The West End Food Co-op in Toronto is looking to incorporate food production and consumption into bettering their local neighbourhood.

The West End Food Co-op has 500 members so far, including 20 farmers. Dinner expects another 1,500 to sign up by the end of next year. (Membership costs only $5.) Until their first general meeting, there won’t be an operating plan. But, they have some basic ideas of how it will work:

• The kitchen will be used as a mini processing plant for farmers’ excess product, so vegetable farmers can drop off extra bushels of tomatoes and the co-op cooks will stew them into pasta sauce, label them and sell them in the store, for example.

Twice a week, the kitchen will be used for community programming, teaching Parkdale groups how to cook and preserve. In exchange for a break in the rent, the Community Health Centre upstairs expects to hold workshops here.

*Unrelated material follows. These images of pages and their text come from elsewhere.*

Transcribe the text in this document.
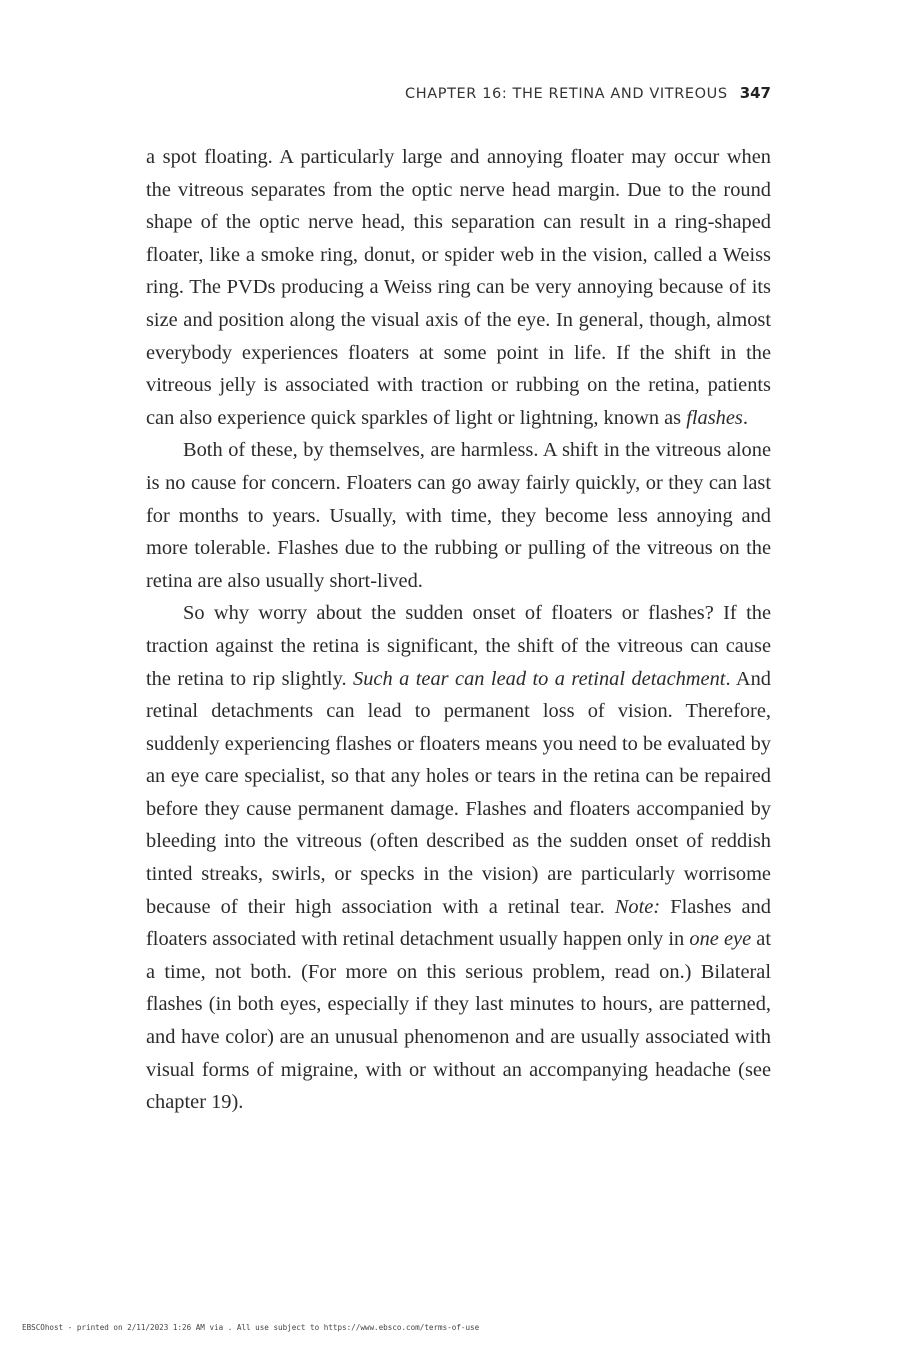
CHAPTER 16: THE RETINA AND VITREOUS 347

a spot floating. A particularly large and annoying floater may occur when the vitreous separates from the optic nerve head margin. Due to the round shape of the optic nerve head, this separation can result in a ring-shaped floater, like a smoke ring, donut, or spider web in the vision, called a Weiss ring. The PVDs producing a Weiss ring can be very annoying because of its size and position along the visual axis of the eye. In general, though, almost everybody experiences floaters at some point in life. If the shift in the vitreous jelly is associated with traction or rubbing on the retina, patients can also experience quick sparkles of light or lightning, known as flashes.

Both of these, by themselves, are harmless. A shift in the vitreous alone is no cause for concern. Floaters can go away fairly quickly, or they can last for months to years. Usually, with time, they become less annoying and more tolerable. Flashes due to the rubbing or pulling of the vitreous on the retina are also usually short-lived.

So why worry about the sudden onset of floaters or flashes? If the traction against the retina is significant, the shift of the vitreous can cause the retina to rip slightly. Such a tear can lead to a retinal detachment. And retinal detachments can lead to permanent loss of vision. Therefore, suddenly experiencing flashes or floaters means you need to be evaluated by an eye care specialist, so that any holes or tears in the retina can be repaired before they cause permanent damage. Flashes and floaters accompanied by bleeding into the vitreous (often described as the sudden onset of reddish tinted streaks, swirls, or specks in the vision) are particularly worrisome because of their high association with a retinal tear. Note: Flashes and floaters associated with retinal detachment usually happen only in one eye at a time, not both. (For more on this serious problem, read on.) Bilateral flashes (in both eyes, especially if they last minutes to hours, are patterned, and have color) are an unusual phenomenon and are usually associated with visual forms of migraine, with or without an accompanying headache (see chapter 19).

EBSCOhost - printed on 2/11/2023 1:26 AM via . All use subject to https://www.ebsco.com/terms-of-use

The prices in the co-op will be more expensive than No Frills, to ensure the farmers make enough to remain on the farm. Since Parkdale is a poorer part of town, the co-op will distribute “co-op bucks” to its community partners, like the Parkdale Activity Recreation Centre. The Parkdale Community Health Centre plans to fundraise to buy “co-op bucks” for its clients.

The members will decide what to do with any profit the co-op makes, whether to invest in a new freezer or pay for another community program.